Organizers from the Philadelphia Student Union estimated the size of the crowd at 1,500. Despite a lack of official support from the District and warnings of disciplinary action from some teachers and administrators, students left their schools to seize the moment when they were at the center of a national dialogue about gun violence.
“I’m willing to take any consequences that come my way,” said Nyla Brooks, a student at Parkway Center City and a member of Philadelphia Student Union, which, along with JUNTOS, organized the march. “My dad was shot and killed when I was younger. This is for him.”
Brooks and about 20 of her classmates were the first to arrive at District headquarters during the National School Walkout. That event, held one month after 17 people were killed in a Parkland, Florida, high school shooting, was to honor those victims and to advocate for gun control.
But after the 17-minute walkout — one minute for each victim — Brooks and her group did not return to school, instead staying at District headquarters to join the Student Vision on School Safety March and rally.
A lone Parkway teacher, who declined to be identified, urged the students to return to class. Soon the Parkway group was joined by 50 students from Franklin Learning Center.

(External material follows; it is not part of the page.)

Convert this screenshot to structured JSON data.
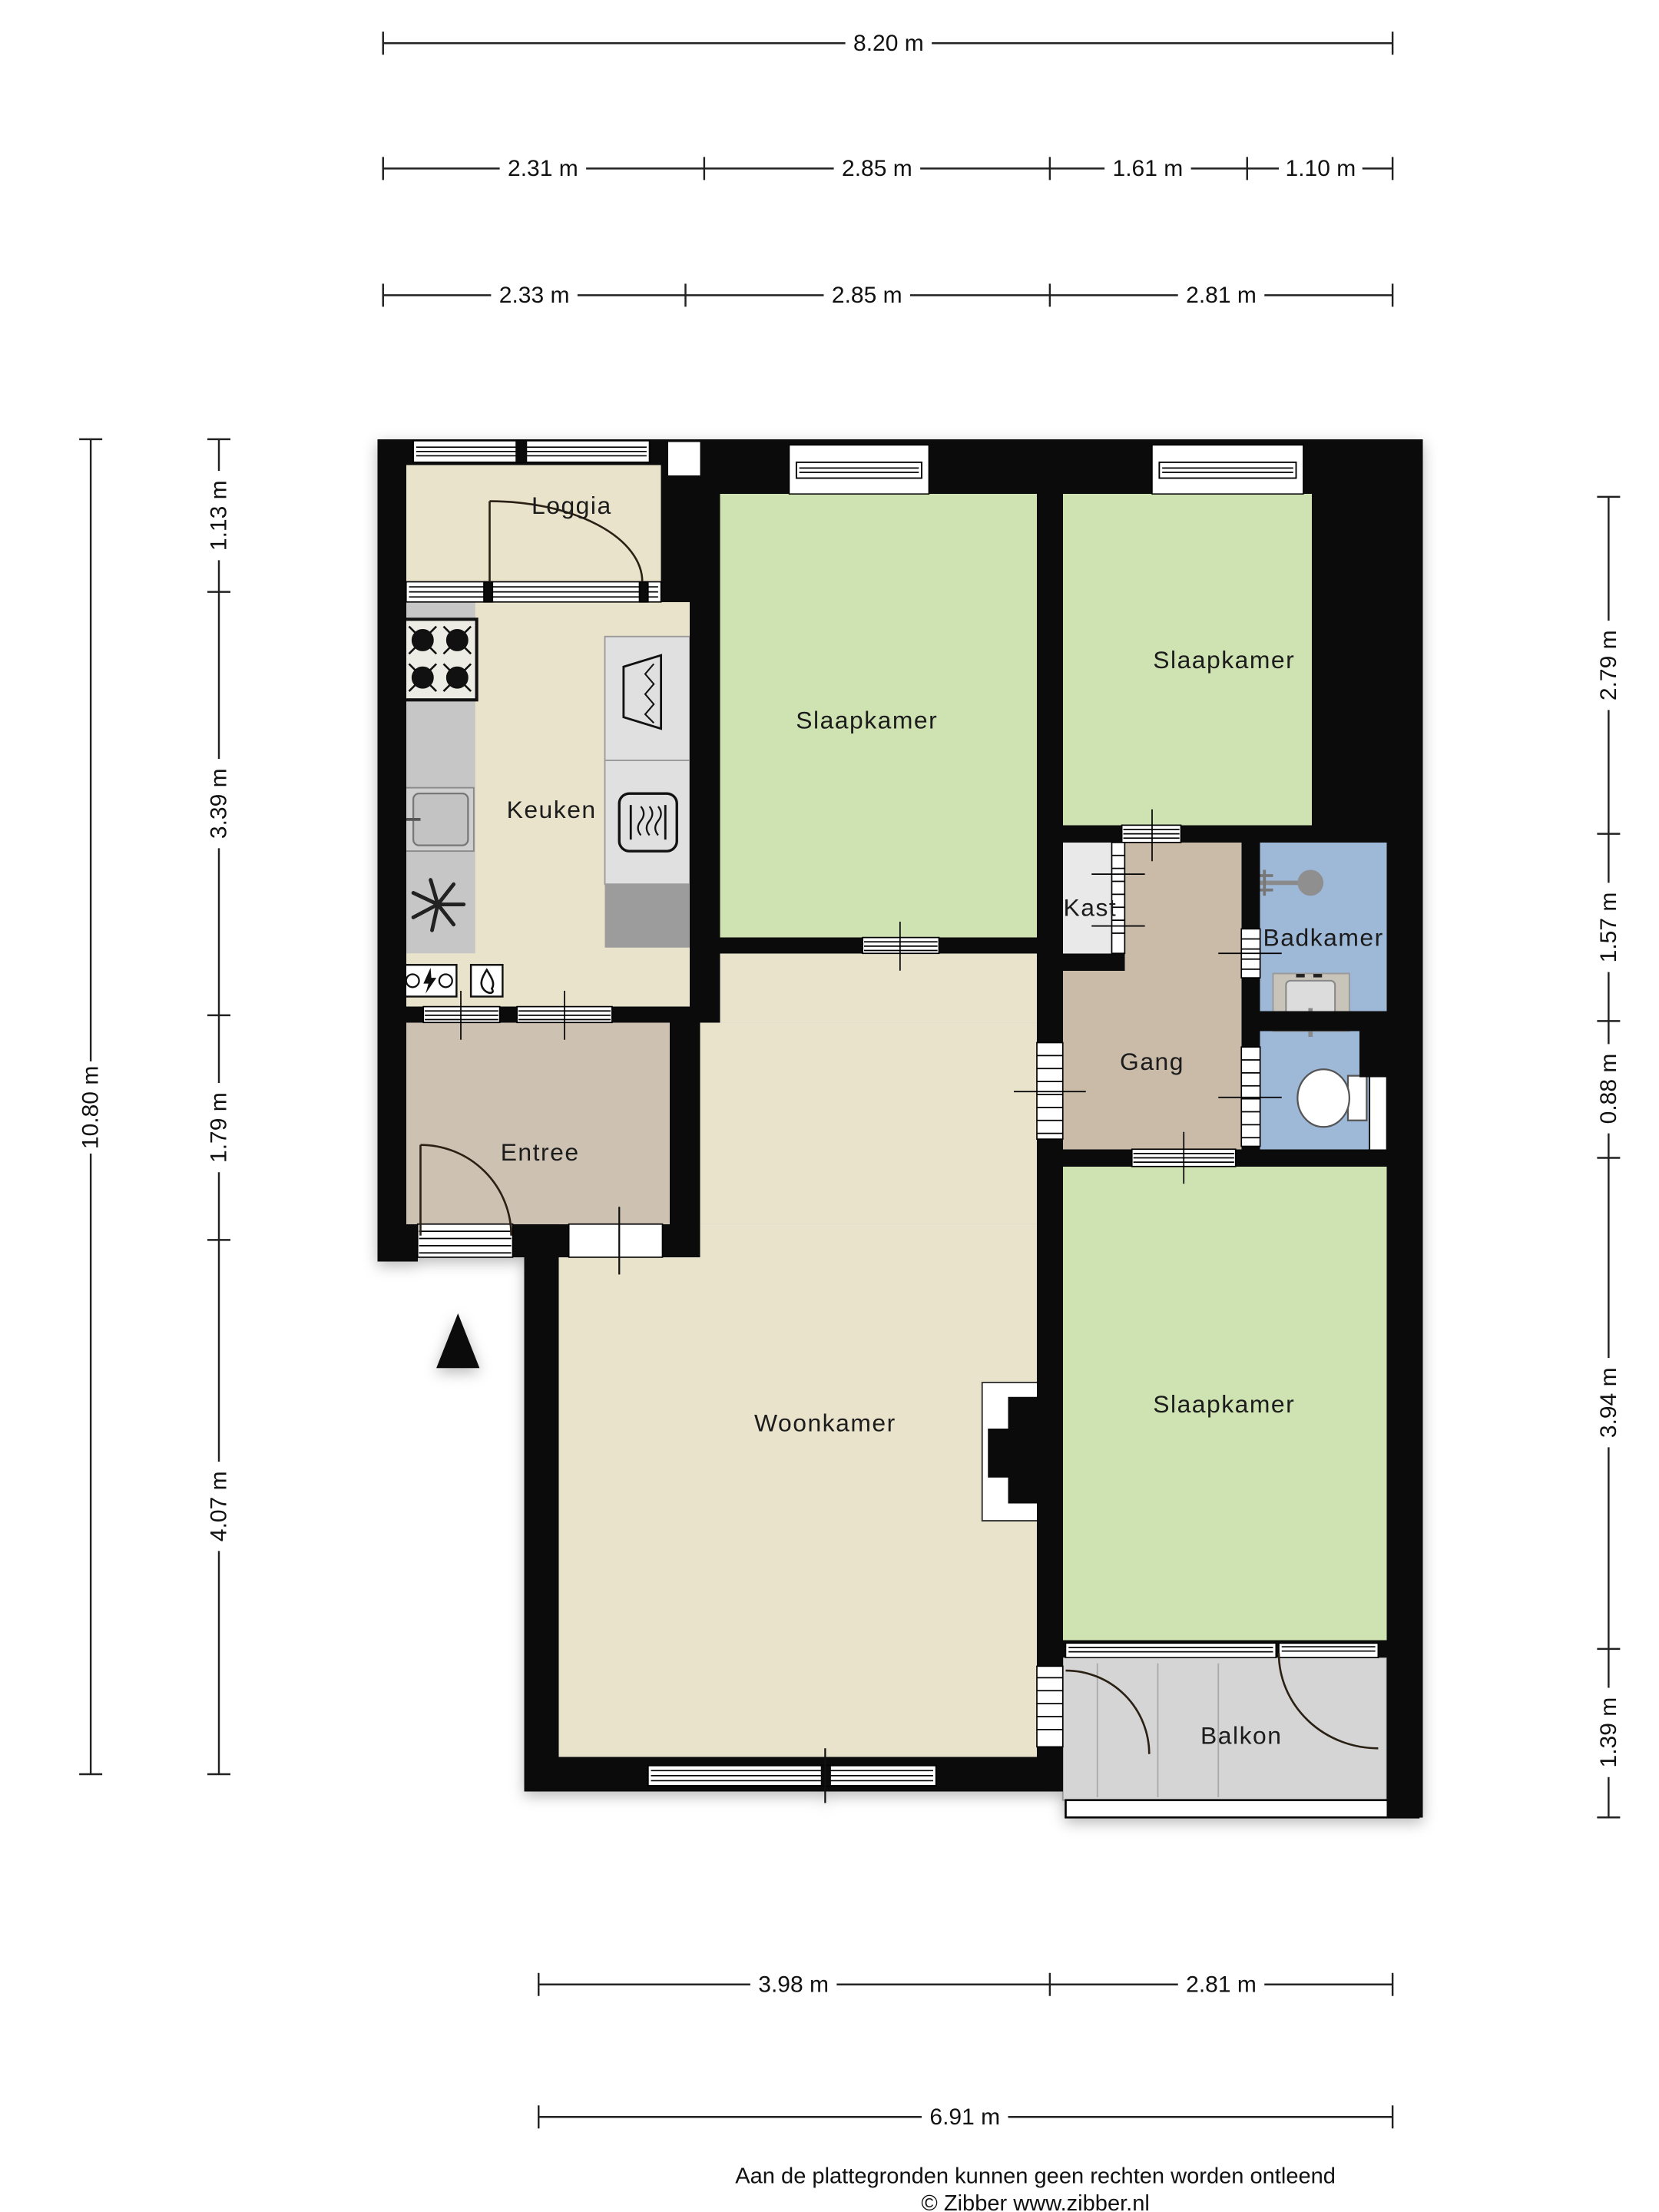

Eventually, the Parkway teacher left. The District’s guidance was that students who stayed past the 17 minutes to participate in the rally and didn’t return to school afterward would be marked absent, but not disciplined.
Soon after, hundreds of students from Central High, Girls’ High, Masterman, Palumbo, South Philly, and more showed up, flooding the District steps with signs in hand, demanding that their voices be heard.

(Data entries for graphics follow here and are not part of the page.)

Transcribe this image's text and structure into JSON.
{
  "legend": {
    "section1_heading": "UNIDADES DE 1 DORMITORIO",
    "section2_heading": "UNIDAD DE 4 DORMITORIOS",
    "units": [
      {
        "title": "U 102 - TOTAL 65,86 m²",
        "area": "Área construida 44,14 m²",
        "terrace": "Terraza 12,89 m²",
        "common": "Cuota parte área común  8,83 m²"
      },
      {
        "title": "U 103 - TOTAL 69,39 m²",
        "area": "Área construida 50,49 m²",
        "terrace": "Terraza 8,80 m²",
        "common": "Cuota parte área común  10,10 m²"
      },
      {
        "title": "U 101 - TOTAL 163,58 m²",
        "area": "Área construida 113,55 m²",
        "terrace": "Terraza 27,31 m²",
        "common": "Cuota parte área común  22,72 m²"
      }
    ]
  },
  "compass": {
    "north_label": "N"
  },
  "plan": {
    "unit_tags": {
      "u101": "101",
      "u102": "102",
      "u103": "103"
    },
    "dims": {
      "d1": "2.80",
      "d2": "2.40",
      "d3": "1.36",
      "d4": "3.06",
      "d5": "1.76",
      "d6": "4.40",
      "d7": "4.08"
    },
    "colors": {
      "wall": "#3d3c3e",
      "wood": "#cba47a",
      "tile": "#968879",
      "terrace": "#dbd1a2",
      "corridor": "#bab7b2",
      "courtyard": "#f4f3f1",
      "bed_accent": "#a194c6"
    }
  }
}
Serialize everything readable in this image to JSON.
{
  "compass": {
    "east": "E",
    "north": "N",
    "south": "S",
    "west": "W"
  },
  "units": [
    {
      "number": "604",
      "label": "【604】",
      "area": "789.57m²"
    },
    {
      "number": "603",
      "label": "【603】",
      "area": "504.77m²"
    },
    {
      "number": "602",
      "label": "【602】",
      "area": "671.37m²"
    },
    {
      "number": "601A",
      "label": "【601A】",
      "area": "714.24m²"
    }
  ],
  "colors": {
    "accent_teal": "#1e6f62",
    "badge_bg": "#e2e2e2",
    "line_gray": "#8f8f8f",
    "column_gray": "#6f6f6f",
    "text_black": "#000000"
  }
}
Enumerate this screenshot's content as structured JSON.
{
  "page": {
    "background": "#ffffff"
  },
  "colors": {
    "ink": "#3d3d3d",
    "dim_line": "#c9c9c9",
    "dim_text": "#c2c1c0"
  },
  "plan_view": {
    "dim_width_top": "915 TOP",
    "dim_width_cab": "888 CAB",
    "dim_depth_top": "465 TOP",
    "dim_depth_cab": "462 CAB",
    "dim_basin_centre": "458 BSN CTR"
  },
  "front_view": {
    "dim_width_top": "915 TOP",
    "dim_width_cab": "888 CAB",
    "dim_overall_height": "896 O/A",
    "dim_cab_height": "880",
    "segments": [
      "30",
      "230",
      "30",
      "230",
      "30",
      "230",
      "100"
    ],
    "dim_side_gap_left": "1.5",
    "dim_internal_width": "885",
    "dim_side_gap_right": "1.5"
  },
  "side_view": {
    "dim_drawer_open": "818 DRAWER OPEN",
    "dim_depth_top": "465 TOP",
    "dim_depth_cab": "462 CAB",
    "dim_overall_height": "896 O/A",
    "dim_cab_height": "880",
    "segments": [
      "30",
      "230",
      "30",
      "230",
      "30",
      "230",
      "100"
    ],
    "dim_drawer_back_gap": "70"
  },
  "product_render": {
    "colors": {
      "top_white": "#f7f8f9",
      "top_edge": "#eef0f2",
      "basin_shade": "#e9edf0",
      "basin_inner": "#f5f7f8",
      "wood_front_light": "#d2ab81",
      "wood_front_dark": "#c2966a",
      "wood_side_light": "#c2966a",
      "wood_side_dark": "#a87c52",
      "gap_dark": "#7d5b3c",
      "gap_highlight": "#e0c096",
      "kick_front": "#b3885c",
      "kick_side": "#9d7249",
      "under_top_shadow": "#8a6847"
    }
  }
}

“We cannot sit here and wait for them to realize that our lives matter,” said Nickey Sawbo, a student at Franklin Learning Center. “All of us are standing out here to tell them that we need protection, we need change.”
“The adults have failed the students,” said State Sen. Vincent Hughes. “The adults in legislative power have failed the students. … The schools are crumbling, and the evidence of all of that is the violence that is going on. So, I have to stand with the students because they’re right.”

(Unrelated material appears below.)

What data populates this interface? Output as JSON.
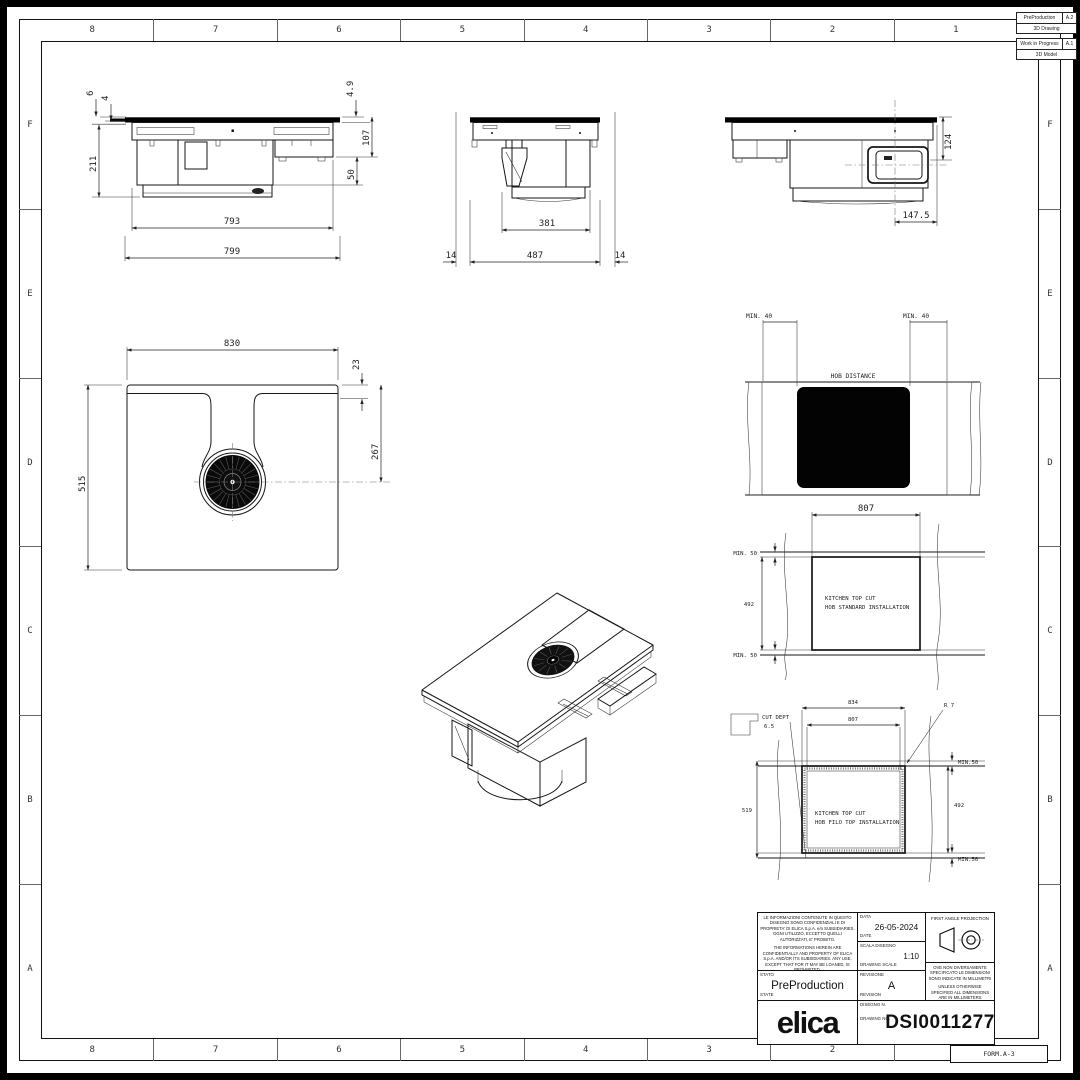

Over an hour later, the mass of students filed onto the southbound side of Broad Street and marched to City Hall. En route they shouted protest chants and cheered at northbound drivers honking their horns in support. One truck driver even drew high-fives from a group of students.
“People usually call us lazy and say we don’t want to do anything with ourselves,” said Seairra Santiago, a senior at the High School for Creative & Performing Arts. “But we’re taking a stance to raise awareness to the fact that people are being shot for the wrong reasons and that we need to make a change for us students, because we’re trying to learn, not be killed.”
At City Hall, student union and JUNTOS members addressed the crowd with their list of demands for the School District, which focused on school safety, especially for black and brown students.
Other demands include divestment from school police officers, comprehensive mental health and and emotional health services, more guidance counselors and social workers, expansion of restorative justice practices, protection for students and families from arrests around schools by U.S. Immigration and Customs Enforcement, and gun control that does not result in the targeted policing of black and brown bodies. (Click here to see the full list of demands.)
Asked about the group’s demands, particularly the call to eliminate school police and hire more school counselors, spokesman Lee Whack said the District had received no formal communication from the student group and could not address the issues.
The organizers were joined by City Councilwoman Helen Gym, State Rep. Vincent Hughes, Jerry Jordan, president of the Philadelphia Federation of Teachers, and Kendra Brooks, a parent advocate with Parents United for Public Education.
“The adults have failed the students,” said Hughes. “The adults in legislative power have failed the students. We’re not funding the schools the way we need to fund them. We don’t have the counselors. We don’t have the support. The schools are crumbling and the evidence of all of that is the violence that is going on. So, I have to stand with the students because they’re right.”